As with many house plants, poinsettias require a bit of care to ensure they look good throughout the holiday season. These plants should be put near windows that face south, west or east where they will receive bright daylight – preferably about 4 to 6 hours per day. Poinsettias do best in temperatures between 65 and 70 degrees Fahrenheit. Try to avoid areas near heating vents, cold drafts, fireplaces and space heaters.


The plant should be watered when the soil feels dry to the touch, or the pot feels light when lifted. Avoid letting it get so dry the bracts begin to wilt. Remove the foil covering from the pot and place it in the sink. Water thoroughly and let it drain completely. The roots will rot if left to sit in water.


Your plant should do fine without any fertilizer throughout the holiday season. However, once new growth is observed, use an all-purpose plant fertilizer. Continue to feed the plants every three to four weeks to keep them healthy and provided with needed nutrients for more growth.


After the holidays, the decorations typically go back into storage or another year. Not so with the poinsettia. With proper care, this holiday plant can be transplanted into a larger pot. Use a soil mix with quite a bit of organic matter. Be sure the new pot has good drainage to help avoid root rot.

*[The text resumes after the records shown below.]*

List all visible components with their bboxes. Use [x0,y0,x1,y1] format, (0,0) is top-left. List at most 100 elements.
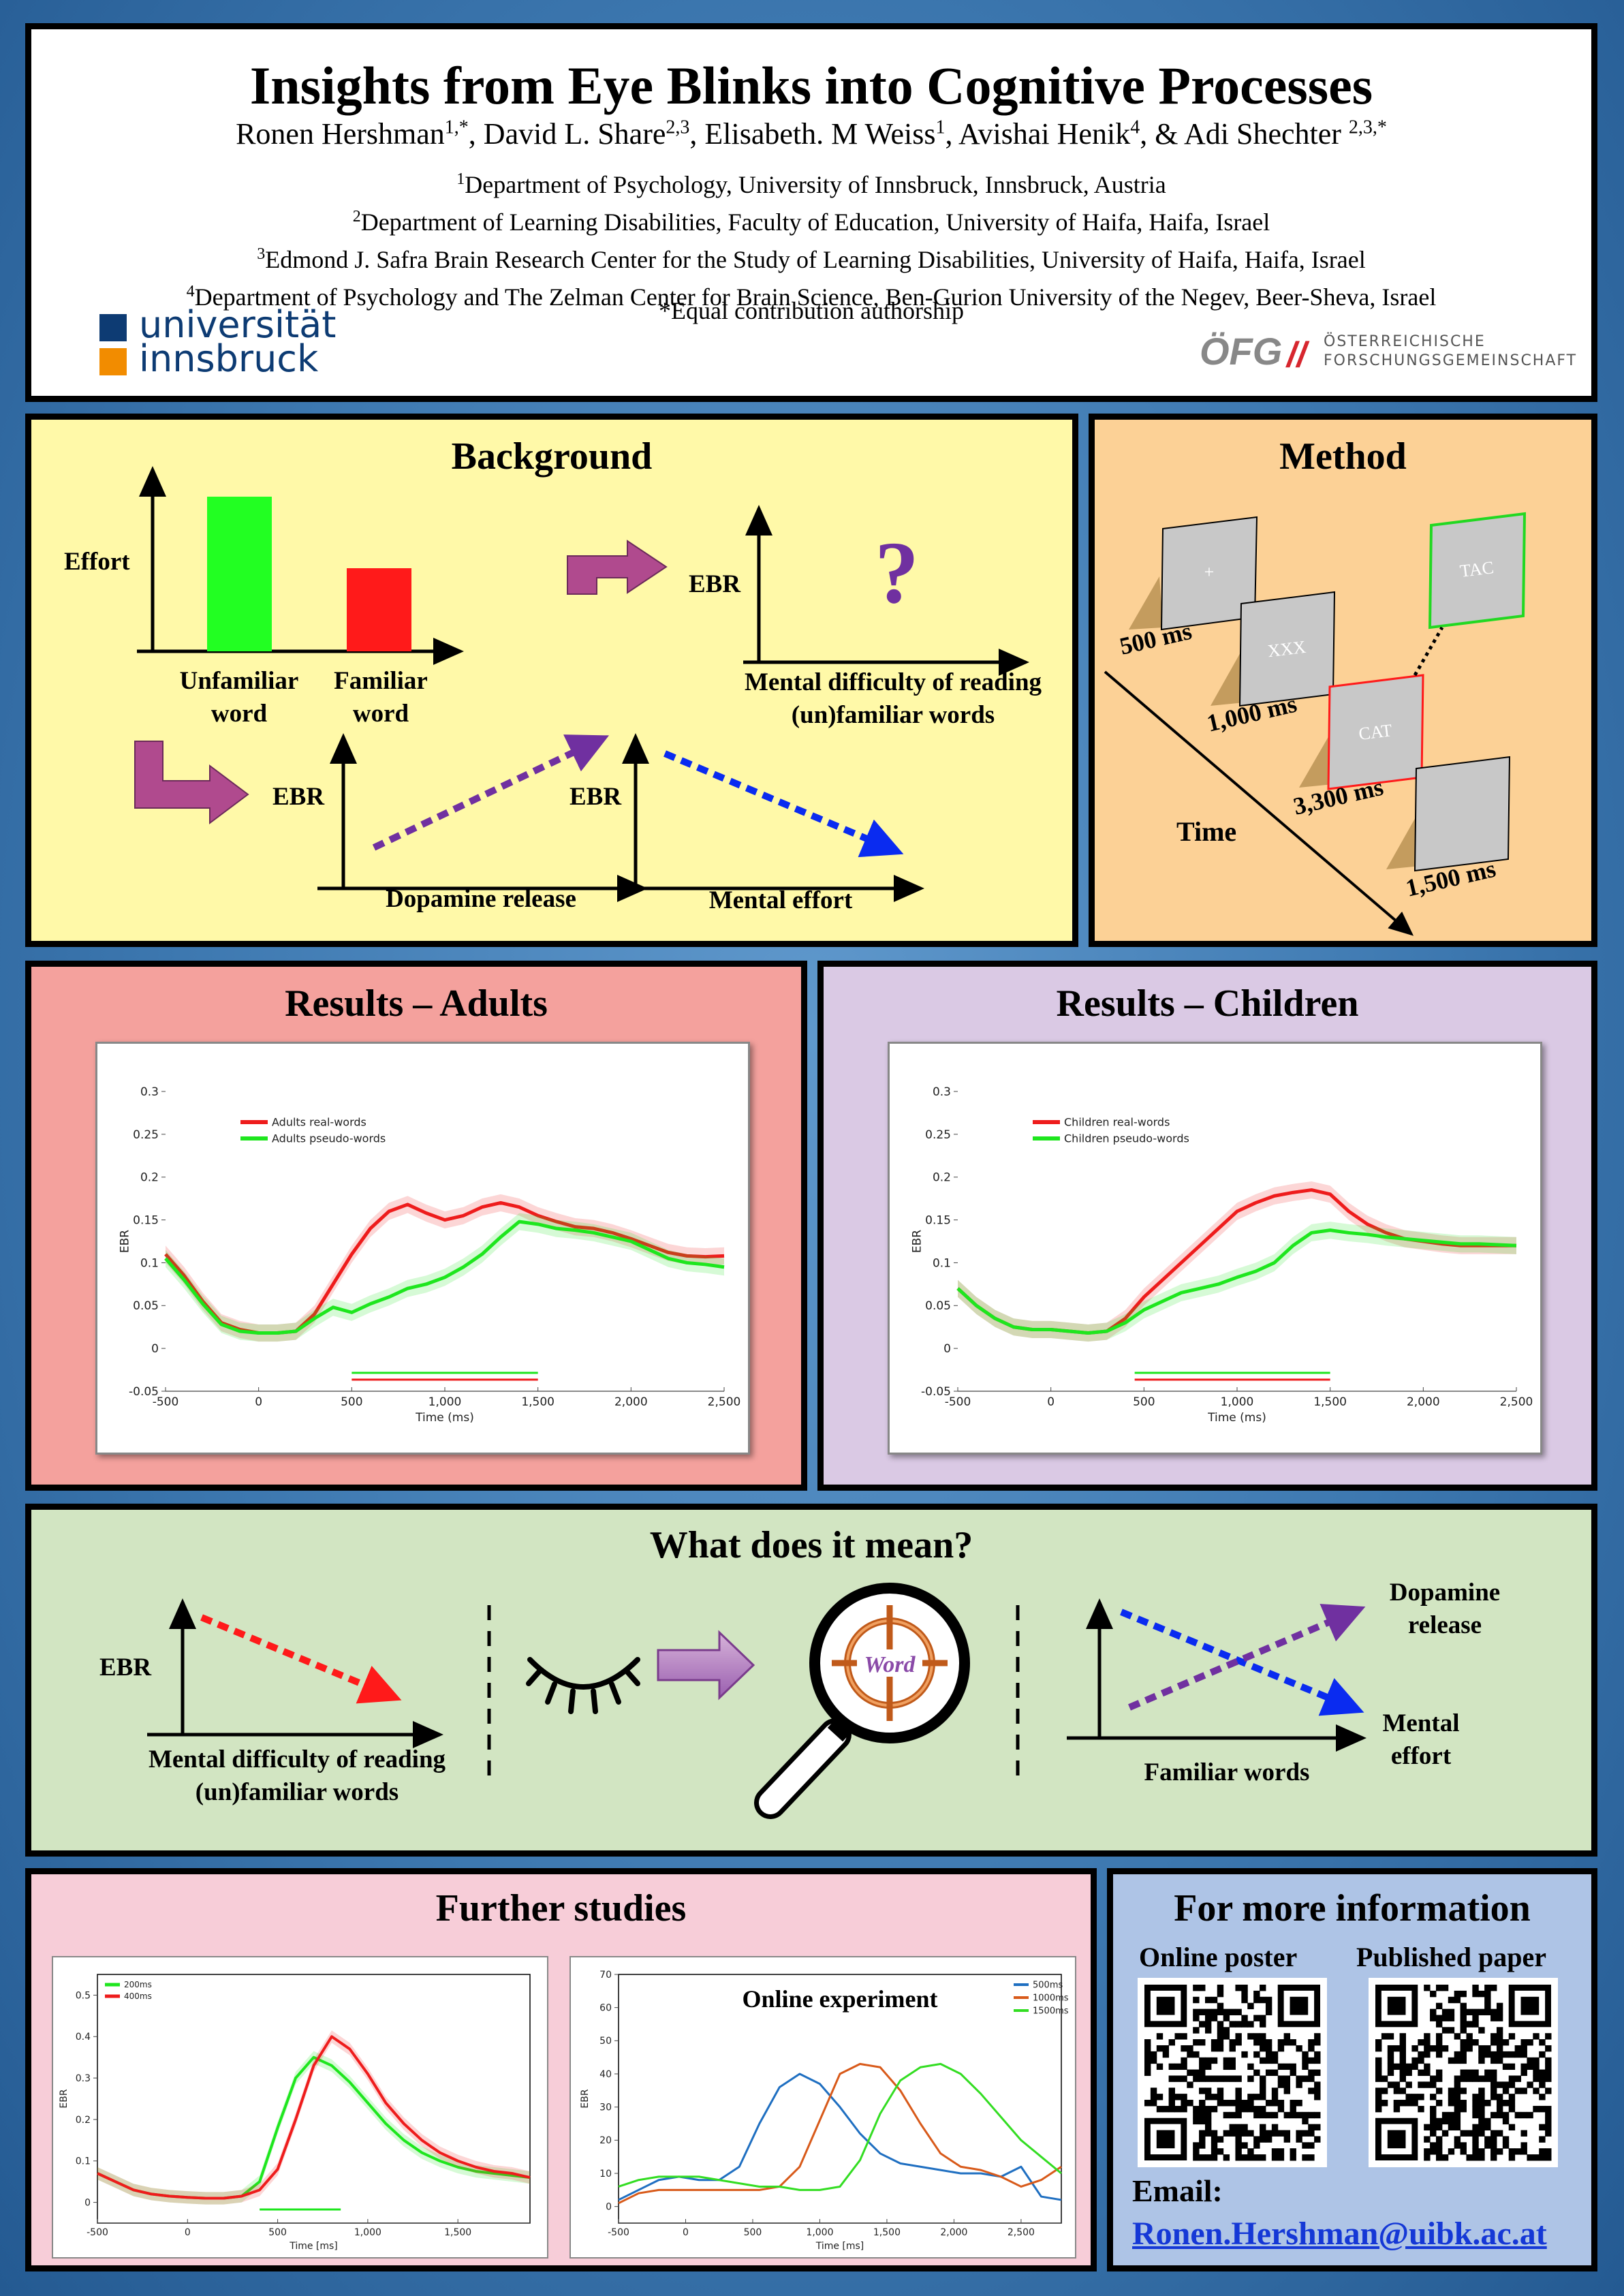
qr-module [1187,2045,1193,2052]
qr-module [1211,2094,1218,2100]
author-affiliation-sup: 1,* [444,117,469,138]
qr-module [1217,1985,1224,1991]
series-line [97,2055,531,2200]
qr-module [1314,2033,1321,2040]
qr-module [1156,2045,1164,2052]
qr-module [1199,2142,1206,2149]
qr-module [1375,2100,1382,2107]
email-link[interactable]: Ronen.Hershman@uibk.ac.at [1132,2216,1547,2252]
qr-module [1199,2105,1206,2113]
x-axis-label: Time (ms) [1207,1411,1266,1425]
qr-module [1418,2057,1424,2064]
qr-module [1241,2130,1248,2137]
qr-module [1235,2111,1242,2119]
y-axis-label: EBR [119,1230,132,1253]
qr-module [1193,2008,1200,2015]
dotted-connector [1413,626,1444,677]
qr-module [1441,2130,1449,2137]
qr-module [1387,2057,1394,2064]
qr-module [1223,2111,1230,2119]
qr-module [1211,1996,1218,2004]
qr-module [1430,2117,1437,2125]
qr-module [1484,2051,1491,2058]
qr-module [1430,2105,1437,2113]
qr-module [1277,2154,1285,2161]
qr-module [1211,2057,1218,2064]
y-tick-label: 30 [599,2103,612,2113]
qr-module [1204,2057,1212,2064]
qr-finder [1290,1996,1309,2015]
qr-module [1435,2021,1443,2028]
qr-module [1454,2075,1461,2082]
qr-module [1375,2075,1382,2082]
qr-module [1217,2002,1224,2010]
qr-module [1520,2045,1527,2052]
qr-module [1435,2045,1443,2052]
x-tick-label: 2,000 [614,1395,648,1409]
qr-module [1217,2088,1224,2094]
screen-text-target: CAT [1358,720,1393,744]
qr-module [1460,2069,1467,2076]
qr-module [1490,2154,1497,2161]
y-tick-label: 0.4 [76,2032,91,2043]
qr-module [1211,2105,1218,2113]
plot-box [97,1974,531,2224]
qr-module [1283,2130,1291,2137]
qr-module [1520,2051,1527,2058]
qr-module [1490,2057,1497,2064]
qr-module [1472,2100,1479,2107]
qr-module [1496,2100,1503,2107]
qr-code-paper[interactable] [1369,1978,1558,2167]
qr-module [1241,1985,1248,1991]
qr-module [1277,2039,1285,2046]
qr-module [1235,2088,1242,2094]
qr-module [1260,2111,1266,2119]
meaning-familiar-label: Familiar words [1144,1758,1310,1786]
qr-module [1314,2088,1321,2094]
qr-code-poster[interactable] [1138,1978,1327,2167]
qr-module [1308,2124,1315,2131]
qr-module [1168,2100,1175,2107]
qr-module [1260,2075,1266,2082]
qr-module [1454,2136,1461,2143]
qr-module [1296,2075,1302,2082]
qr-module [1265,2069,1272,2076]
y-tick-label: 0.2 [140,1171,159,1185]
affiliation-text: Department of Psychology and The Zelman … [194,283,1437,311]
qr-module [1466,2045,1473,2052]
qr-module [1296,2111,1302,2119]
qr-module [1381,2075,1388,2082]
method-panel: Method + XXX CAT TAC 500 ms 1,000 ms 3,3… [1089,414,1597,947]
qr-module [1181,2100,1187,2107]
qr-module [1260,2045,1266,2052]
x-tick-label: 1,000 [806,2227,833,2238]
qr-module [1193,2069,1200,2076]
y-tick-label: 0.25 [133,1128,159,1142]
qr-module [1478,2154,1485,2161]
qr-module [1168,2088,1175,2094]
qr-module [1271,2111,1279,2119]
x-tick-label: 1,500 [444,2227,471,2238]
y-tick-label: 0.05 [925,1299,951,1313]
y-tick-label: 0.5 [76,1990,91,2001]
qr-module [1253,2142,1260,2149]
qr-module [1211,2075,1218,2082]
qr-module [1460,2045,1467,2052]
qr-module [1539,2136,1546,2143]
affiliation-number: 2 [352,208,361,226]
qr-module [1199,2008,1206,2015]
qr-module [1478,2045,1485,2052]
qr-module [1424,2039,1431,2046]
qr-module [1435,2039,1443,2046]
qr-module [1217,2045,1224,2052]
qr-module [1241,2051,1248,2058]
qr-module [1375,2039,1382,2046]
qr-module [1508,2154,1516,2161]
qr-module [1260,1985,1266,1991]
qr-module [1283,2033,1291,2040]
qr-module [1193,2051,1200,2058]
qr-module [1193,1996,1200,2004]
further-title: Further studies [435,1887,687,1929]
qr-module [1260,2057,1266,2064]
qr-module [1247,2063,1254,2070]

If you choose to plant it in a part-sun garden in the spring after danger of frost, make sure the soil drains well. Choose a spot that gets four to five hours of sun per day. Gardeners should mix in some organic matter or compost with the garden bed soil to help hold moisture and create a good growing environment for the roots. Be sure to water thoroughly after transplanting.


Some people often wonder what they can do to make their poinsettia bloom. The process can be a bit tricky as it requires excluding the plant from light for a period of time, while also keeping the plant healthy. The reduction in light prevents the plant from producing chlorophyll, which is the pigment that makes plant parts green. This process changes the bracts to red, pink or white, depending on the variety of the poinsettia.